Opposition parties welcome ECOWAS planned peace talks

Monrovia- Liberia (PANA) -- Liberian opposition parties Friday welcomed the planned talks by the Economic Community of West African States (ECOWAS), to reconcile President Charles Taylor and the country's exiled opposition politicians.
ECOWAS is reported to be planning the reconciliation talks between Taylor and the exiles, who have "major differences" with the Monrovia government.
"We are of the firm opinion that these talks will contribute positively to improving the security situation not only in Liberia, but within the Mano River basin," the Collaborating Political Parties (CPP) said in a statement published in Monrovia.
CPP comprises some 12 opposition parties, most of which have their leaders abroad or in self-imposed exile due to alleged security concerns.
At least four top party officials and some leaders of former warring factions are among 14 persons the Taylor government has charged with treason for their alleged support of insurgents fighting in the north of the country.
The 14 have, however, denied the charges and instead accused Taylor of scheming to keep them away from political developments in the country.
The CPP said it is willing "in anyway possible" to assist in ensuring that the planned reconciliation talks are successful.
The group urged all concerned to attend "this all-important meeting for the sake of peace and unity" in the country.
Since Taylor came to power in 1997, a number of Liberian politicians and intellectuals have fled the country either as a direct result of security threat or as a precautionary measure based on political developments in the country.

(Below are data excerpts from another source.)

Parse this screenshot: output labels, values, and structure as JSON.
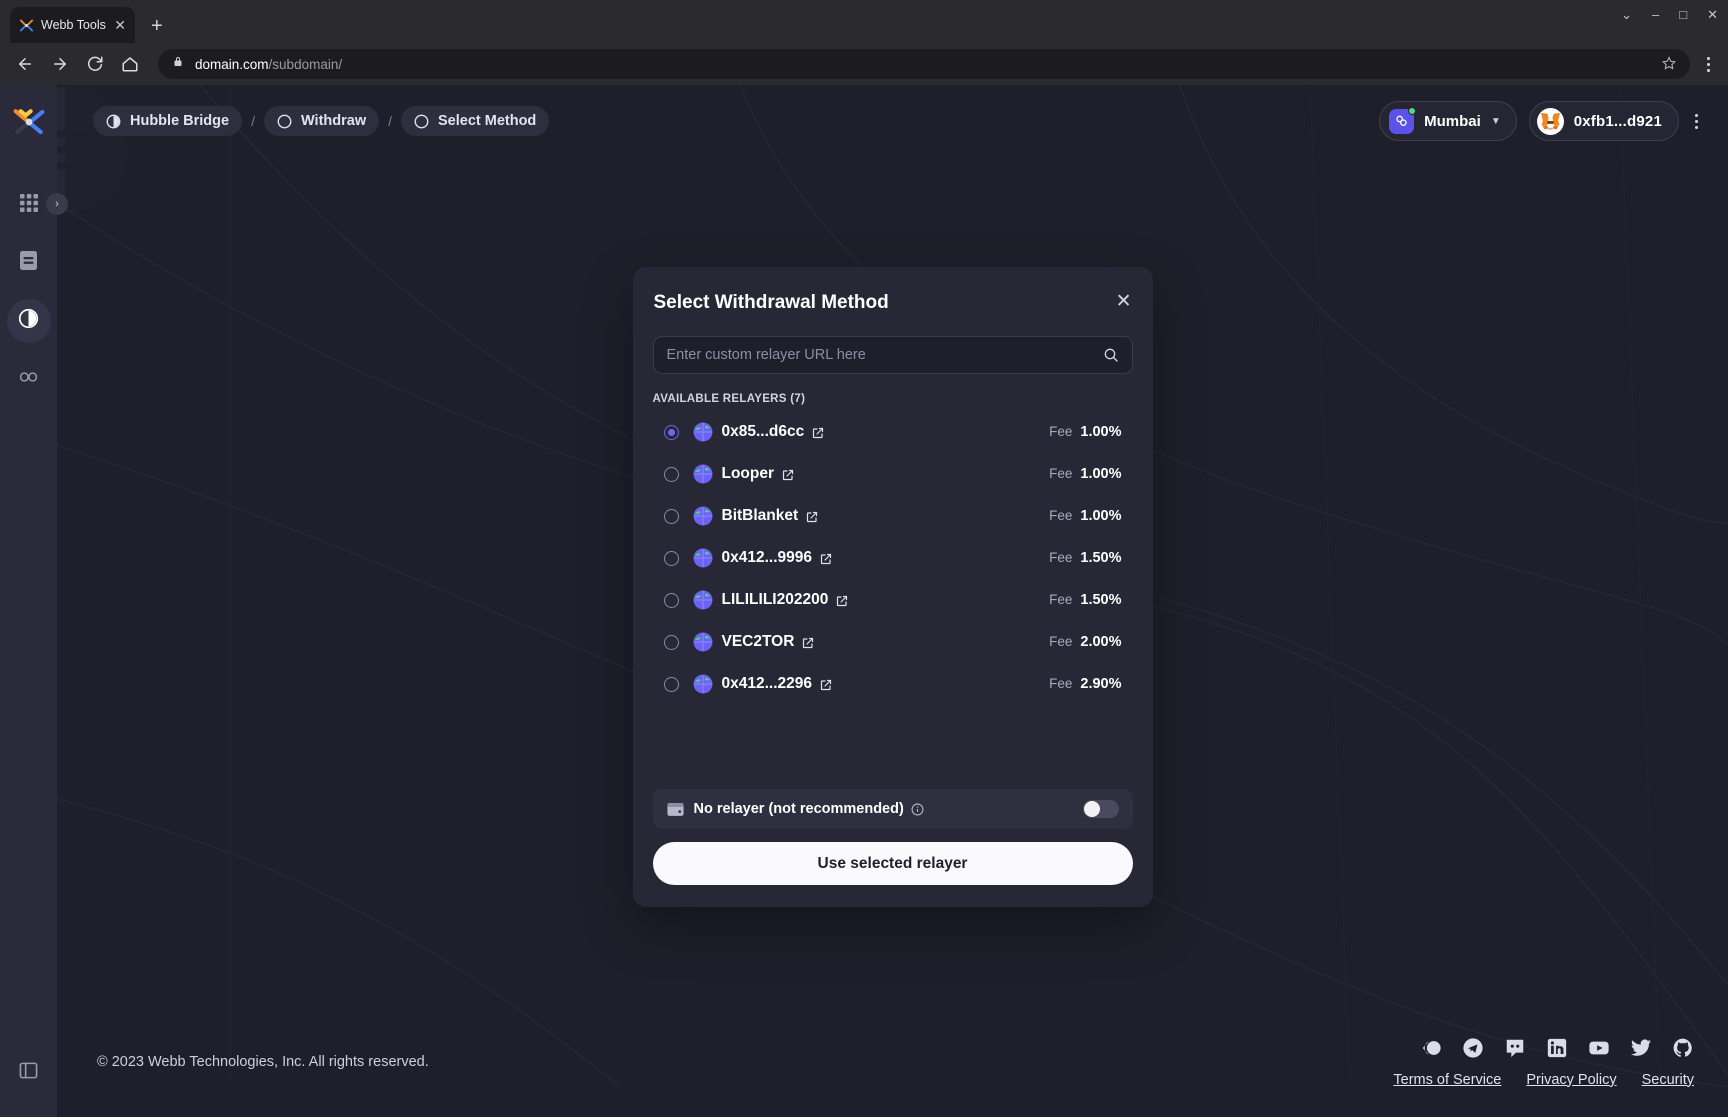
{
  "browser": {
    "tab": {
      "title": "Webb Tools",
      "favicon_icon": "webb-logo-icon",
      "close_icon": "close-icon"
    },
    "new_tab_label": "+",
    "window_controls": {
      "minimize": "–",
      "maximize": "□",
      "close": "✕",
      "chevron": "⌄"
    },
    "nav": {
      "back_icon": "arrow-left-icon",
      "forward_icon": "arrow-right-icon",
      "reload_icon": "reload-icon",
      "home_icon": "home-icon"
    },
    "url": {
      "domain": "domain.com",
      "path": "/subdomain/",
      "lock_icon": "lock-icon",
      "star_icon": "star-icon",
      "menu_icon": "kebab-menu-icon"
    }
  },
  "sidebar": {
    "logo_icon": "webb-logo-icon",
    "items": [
      {
        "name": "apps",
        "icon": "grid-icon",
        "active": false
      },
      {
        "name": "documents",
        "icon": "document-icon",
        "active": false
      },
      {
        "name": "bridge",
        "icon": "contrast-circle-icon",
        "active": true
      },
      {
        "name": "stats",
        "icon": "clover-icon",
        "active": false
      }
    ],
    "bottom_item": {
      "name": "book",
      "icon": "book-icon"
    },
    "collapse_icon": "chevron-right-icon"
  },
  "topbar": {
    "breadcrumb": [
      {
        "label": "Hubble Bridge",
        "icon": "contrast-circle-icon",
        "filled": true
      },
      {
        "label": "Withdraw",
        "icon": "circle-icon",
        "filled": true
      },
      {
        "label": "Select Method",
        "icon": "circle-icon",
        "filled": true
      }
    ],
    "separator": "/",
    "chain": {
      "name": "Mumbai",
      "avatar_icon": "polygon-icon",
      "status_dot_color": "#4ddb7d",
      "chevron_icon": "chevron-down-icon"
    },
    "account": {
      "address": "0xfb1...d921",
      "avatar_icon": "metamask-fox-icon"
    },
    "menu_icon": "kebab-menu-icon"
  },
  "modal": {
    "title": "Select Withdrawal Method",
    "close_icon": "close-icon",
    "search": {
      "placeholder": "Enter custom relayer URL here",
      "value": "",
      "icon": "search-icon"
    },
    "section_label": "AVAILABLE RELAYERS (7)",
    "fee_label": "Fee",
    "relayers": [
      {
        "name": "0x85...d6cc",
        "fee": "1.00%",
        "selected": true,
        "avatar_icon": "globe-icon",
        "external_icon": "external-link-icon"
      },
      {
        "name": "Looper",
        "fee": "1.00%",
        "selected": false,
        "avatar_icon": "globe-icon",
        "external_icon": "external-link-icon"
      },
      {
        "name": "BitBlanket",
        "fee": "1.00%",
        "selected": false,
        "avatar_icon": "globe-icon",
        "external_icon": "external-link-icon"
      },
      {
        "name": "0x412...9996",
        "fee": "1.50%",
        "selected": false,
        "avatar_icon": "globe-icon",
        "external_icon": "external-link-icon"
      },
      {
        "name": "LILILILI202200",
        "fee": "1.50%",
        "selected": false,
        "avatar_icon": "globe-icon",
        "external_icon": "external-link-icon"
      },
      {
        "name": "VEC2TOR",
        "fee": "2.00%",
        "selected": false,
        "avatar_icon": "globe-icon",
        "external_icon": "external-link-icon"
      },
      {
        "name": "0x412...2296",
        "fee": "2.90%",
        "selected": false,
        "avatar_icon": "globe-icon",
        "external_icon": "external-link-icon"
      }
    ],
    "no_relayer": {
      "label": "No relayer (not recommended)",
      "wallet_icon": "wallet-icon",
      "info_icon": "info-circle-icon",
      "toggle_on": false
    },
    "cta_label": "Use selected relayer"
  },
  "footer": {
    "copyright": "© 2023 Webb Technologies, Inc. All rights reserved.",
    "socials": [
      {
        "name": "commonwealth",
        "icon": "commonwealth-icon"
      },
      {
        "name": "telegram",
        "icon": "telegram-icon"
      },
      {
        "name": "discord",
        "icon": "discord-icon"
      },
      {
        "name": "linkedin",
        "icon": "linkedin-icon"
      },
      {
        "name": "youtube",
        "icon": "youtube-icon"
      },
      {
        "name": "twitter",
        "icon": "twitter-icon"
      },
      {
        "name": "github",
        "icon": "github-icon"
      }
    ],
    "links": [
      "Terms of Service",
      "Privacy Policy",
      "Security"
    ]
  },
  "colors": {
    "app_bg": "#1f1f2b",
    "sidebar_bg": "#2a2a3a",
    "modal_bg": "#272736",
    "accent": "#6a6ae8",
    "cta_bg": "#fafafc",
    "status_green": "#4ddb7d"
  }
}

After a bloody seven-year civil war that ended in 1997, Liberia is now under UN sanctions for alleged arms-for-diamond trade with Sierra Leonean rebels.
Political analysts say under the circumstances, the government may find it difficult to run the country free of external dissent or pressure.
"Everyone has a right to be here (in Liberia) and all efforts must be made to remove any stumbling block that keeps (people) away," one analyst said.